Assisted by a parade of graduate students, biology professor Nieh has been watching, listening to, and recording the sounds, actions, and antics of bees for many years. Bees are highly social animals, dependent on each other, using scent, vibration, movement, and sound to share information. In their organized colonies, the bees’ lifestyle requires a hierarchy of roles, with clearly defined tasks and responsibilities for all the colony members. Communication and cooperation mean that a bee colony not only survives but thrives, Neih says. With 20,000 different species, bees provide many opportunities for study, and he finds them a rich source of information, with a “language” full of nuance, using both signals and cues. Signals are developed specifically to carry information, and cues provide more subtle information, perhaps unintentionally. For example, a bee walking on a flower while she gathers pollen leaves a scent that other bees can smell, providing a cue to other members of the colony that a sorority sister has been there.

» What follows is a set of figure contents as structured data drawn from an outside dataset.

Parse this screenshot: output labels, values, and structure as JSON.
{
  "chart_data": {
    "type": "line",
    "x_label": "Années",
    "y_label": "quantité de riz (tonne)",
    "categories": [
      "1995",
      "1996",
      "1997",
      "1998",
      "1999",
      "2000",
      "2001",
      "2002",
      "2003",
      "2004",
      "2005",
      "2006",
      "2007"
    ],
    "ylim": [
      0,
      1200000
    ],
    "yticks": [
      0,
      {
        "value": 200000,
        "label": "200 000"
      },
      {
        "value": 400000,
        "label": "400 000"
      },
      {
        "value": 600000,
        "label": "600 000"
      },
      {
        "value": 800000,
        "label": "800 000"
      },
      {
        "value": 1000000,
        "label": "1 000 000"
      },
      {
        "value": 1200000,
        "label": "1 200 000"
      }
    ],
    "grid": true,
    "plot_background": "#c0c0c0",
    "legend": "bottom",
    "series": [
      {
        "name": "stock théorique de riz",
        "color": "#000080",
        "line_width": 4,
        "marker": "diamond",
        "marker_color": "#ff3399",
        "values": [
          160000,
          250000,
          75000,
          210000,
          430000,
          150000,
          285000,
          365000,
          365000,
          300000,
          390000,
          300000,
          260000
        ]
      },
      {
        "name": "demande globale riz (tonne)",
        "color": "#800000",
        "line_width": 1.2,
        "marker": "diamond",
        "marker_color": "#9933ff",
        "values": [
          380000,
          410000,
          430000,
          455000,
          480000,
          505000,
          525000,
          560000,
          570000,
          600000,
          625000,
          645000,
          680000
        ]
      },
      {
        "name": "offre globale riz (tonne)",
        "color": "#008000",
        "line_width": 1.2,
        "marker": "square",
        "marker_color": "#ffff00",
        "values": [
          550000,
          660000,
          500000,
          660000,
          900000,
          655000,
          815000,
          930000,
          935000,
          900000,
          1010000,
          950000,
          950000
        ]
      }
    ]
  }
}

But the most visible form of bee communication comes in the signal known as the “waggle dance,” a series of spins, twirls, flips, and other maneuvers that alert hive members that a food source is available nearby, with general directions and details about the quality of the food. Other worker bees follow the leader, find the food, and then return to the colony, spreading the word with more dancing, leading more workers to the source. Signals can also be used to inhibit, warn, or rally defenders against threats, and a process called “shimmering,” in which bees group together to flip their abdomens in rapid synchrony, producing waves that ripple and shimmer—like a stadium full of fans doing the wave—that can startle predators into fleeing. The book includes color photographs and a QR code that takes readers to videos on YouTube.

A thoroughly researched, well-documented, and highly readable compilation of decades of scholarship on bee conversation.